There it was—a small glass case mounted on the wall, marked with a red cross. The case was cracked, but the contents inside looked intact.

She pried it open carefully, mindful of the glass shards. She kept noise to a minimum and avoided cutting herself. Inside were gauze, antiseptic, bandages, and painkillers. Not much for a mystical mushroom bite, pun intended—but better than nothing.

Joy felt like herself again. This was her element. She was good at this.

Just as she turned to leave, her flashlight caught something in the corner: a half-open door, with a hand sticking out.

She froze.

A thousand thoughts ran through her mind.
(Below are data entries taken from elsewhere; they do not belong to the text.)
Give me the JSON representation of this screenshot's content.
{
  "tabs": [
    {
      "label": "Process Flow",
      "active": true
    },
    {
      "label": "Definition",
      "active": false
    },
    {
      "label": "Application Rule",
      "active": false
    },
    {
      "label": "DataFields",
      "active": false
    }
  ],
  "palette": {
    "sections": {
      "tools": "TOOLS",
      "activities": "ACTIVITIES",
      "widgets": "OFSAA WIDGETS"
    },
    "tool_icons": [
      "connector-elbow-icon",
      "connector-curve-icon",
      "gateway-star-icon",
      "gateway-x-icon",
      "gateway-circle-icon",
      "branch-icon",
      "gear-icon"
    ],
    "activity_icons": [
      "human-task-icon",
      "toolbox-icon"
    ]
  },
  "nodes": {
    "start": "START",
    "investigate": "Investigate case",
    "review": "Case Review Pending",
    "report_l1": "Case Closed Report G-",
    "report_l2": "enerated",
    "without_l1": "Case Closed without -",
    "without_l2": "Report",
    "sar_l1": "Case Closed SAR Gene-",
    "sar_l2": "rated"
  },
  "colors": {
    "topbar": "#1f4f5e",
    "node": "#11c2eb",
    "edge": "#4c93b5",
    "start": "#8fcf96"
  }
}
In the end, she decided to approach. If someone was there, they might need help.

She picked up a long shard of broken glass from the floor, cautious not to injure herself, and crept closer to the doorway.

What she found wasn't thrilling.

It was the corpse of a man in his late thirties. Possibly a professor—judging by his clothes.

Joy's knees weakened. Green veins covered the corpse's exposed skin—his hands, his face, his neck.

It looked awfully similar to Ken.

Her stomach lurched.

There were two reasons. First, she hated corpses, not befitting for a doctor, so dentistry had been a compromise. Second, she feared this might happen to Ken too.

"No, it won't," she whispered.

She forced her shivering body forward and placed her cold fingers on the corpse's neck. There was no pulse. He was dead.

She dashed away.

After some distance she calmed down and discovered she would have to take a different path back. One of the stairways she'd used earlier now looked unstable—something she had failed to notice on the way up.

But the new route turned out worse.

Near a water station, she saw another corpse—this time, a security guard.

He hadn't fared well either. Most of his skin had melted. Only part of his arm remained, lined with the same green, web-like veins.

Terrible thoughts raced through her mind as she ran again through the corridors, through the stairway, heart pounding, until she burst through the door of the small room where Ken lay.

"Hey," he said weakly. "Find anything good?"

Joy forced a smile, hiding the terror on her face.

"Yeah. Got a whole first aid kit. Now let me check that wound."

"Only if you promise not to stab me," Ken chuckled.

Joy gave her best impression of a laugh. It, however, came out fake.

But Ken didn't seem to notice. He just kept staring at the ceiling.